Félix Díaz – Adrián Granados (21/11/2014)

Hard Rock Hotel & Casino, Tulsa, Estados Unidos.
En juego el título vacante WBC FECARBOX del peso superligero.

Durante la primera parte de la pelea Granados presionó muy fuerte, llevando con su empuje a las cuerdas a Díaz, que se veía forzado a basar su boxeo en el contragolpe. De este modo el dominicano anotaba con combos duros de hooks arriba, además de salirse de la presión con pasos laterales acompañados de croché, algunos de gran dureza como el impactado con mano derecha en el tercer episodio. Pese a ello Granados no cesaba su ofensiva, consiguiendo llegar con buenos directos de derechas y series de hooks. Aunque el combate estaba equilibrado e igualado con duros intercambios en los que ambos conectaban sus golpes, los destellos de calidad de Díaz hacían decantar la balanza a su favor, como las rápidas esquivas de cintura que ayudaban a su buena defensa o los golpes aislados con izquierda directa desde la larga. Este golpe incluso haría en el segundo asalto que Granados retrocediera brevemente.

Pese al buen trabajo de desgaste realizado por el «Tigre» Granados y los buenos golpes anotados, Díaz se mostraba entero llegados a la mitad de la pelea, momento en que el mexicano comenzó a mostrar signos de cansancio. Esto se materializó, a partir del sexto asalto, en un mayor margen de maniobra para Díaz, que realizaba un mejor boxeo de desplazamiento, aunque eran continuos los intercambios en la corta. Es más, a partir del séptimo asalto sería el púgil dominicano el que llevaría la iniciativa del combate y quien empujaría a su rival a las cuerdas, desgastando gradualmente a Granados con duras combinaciones de hooks al rostro, directos de izquierda y crochés de ambas manos.

Con todo, Granados no cedía demasiado, al contrario plantaba batalla cruzando golpes con su adversario y llegándole claramente con directo de derechas.

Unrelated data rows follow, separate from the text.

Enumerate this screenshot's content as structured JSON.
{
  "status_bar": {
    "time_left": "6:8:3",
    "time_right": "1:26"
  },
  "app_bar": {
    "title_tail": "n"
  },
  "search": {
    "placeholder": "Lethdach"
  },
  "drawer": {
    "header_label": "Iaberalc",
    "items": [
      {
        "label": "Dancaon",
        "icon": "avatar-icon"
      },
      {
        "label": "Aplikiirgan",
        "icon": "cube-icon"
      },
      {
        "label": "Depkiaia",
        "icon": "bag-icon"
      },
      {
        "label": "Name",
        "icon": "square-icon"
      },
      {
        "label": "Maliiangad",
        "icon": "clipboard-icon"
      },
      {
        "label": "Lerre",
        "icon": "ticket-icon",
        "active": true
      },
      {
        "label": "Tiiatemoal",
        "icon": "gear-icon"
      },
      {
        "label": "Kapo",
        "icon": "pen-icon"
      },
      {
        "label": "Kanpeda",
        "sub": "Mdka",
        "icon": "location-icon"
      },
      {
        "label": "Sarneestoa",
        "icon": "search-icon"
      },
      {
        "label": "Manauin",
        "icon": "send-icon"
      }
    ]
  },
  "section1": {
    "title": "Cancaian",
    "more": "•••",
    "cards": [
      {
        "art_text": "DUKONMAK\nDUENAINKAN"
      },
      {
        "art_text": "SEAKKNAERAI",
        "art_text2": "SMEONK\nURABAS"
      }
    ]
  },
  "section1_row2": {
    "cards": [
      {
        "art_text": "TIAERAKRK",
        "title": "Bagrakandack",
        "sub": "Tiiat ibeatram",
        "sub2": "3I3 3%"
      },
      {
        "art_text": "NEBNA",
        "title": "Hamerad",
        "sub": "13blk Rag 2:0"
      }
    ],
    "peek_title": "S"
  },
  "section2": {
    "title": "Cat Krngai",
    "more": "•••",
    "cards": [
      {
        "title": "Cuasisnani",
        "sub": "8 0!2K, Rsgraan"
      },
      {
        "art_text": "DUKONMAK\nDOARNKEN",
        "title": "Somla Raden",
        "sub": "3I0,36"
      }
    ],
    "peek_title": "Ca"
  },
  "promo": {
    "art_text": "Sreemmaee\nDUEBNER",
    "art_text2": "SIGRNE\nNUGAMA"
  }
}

Pero en el noveno round, cuando restaban una decena de segundos para finalizar el asalto, ambos se enfrascaron en un intercambio de golpes curvos en la corta, que desembocó en un cruce de hooks en el que Díaz derribó a Granados con un potente gancho de mano derecha al mentón. Este sería el punto de inflexión definitivo en el rendimiento de Granados, que durante el décimo y último asalto tuvo que aguantar una intensa ofensiva de hooks estando arrinconado. Finalmente Díaz volvería a derribar a su rival con un rapidísimo croché de derechas lanzado desde atrás, y aunque Granados pudo ponerse en pie estuvo cerca de ser knoqueado por una nueva serie de hooks.

Pero el tañido final hizo que se llegase a la lectura de cartulinas, que dieron con puntuaciones 97-91, 98-91, 94-94 la victoria por decisión mayoritaria al oro olímpico Félix Díaz 16(8KO)-0. Pese a la paridad de algunos asaltos los jueces tendieron a valorar más las cortas combinaciones de dos golpes, precisas y contundentes, de Díaz por encima de las largas series de hooks pero no tan acertadas de Granados 13(9KO)-3-2. En cualquier caso la pelea fue emocionante e igualada, dejando una buena imagen de ambos contendientes, sorprendiendo la búsqueda (o al menos no rechazo) del boxeo cerrado por parte de un púgil como Díaz con tanta habilidad y poseedor de un boxeo técnico y dinámico.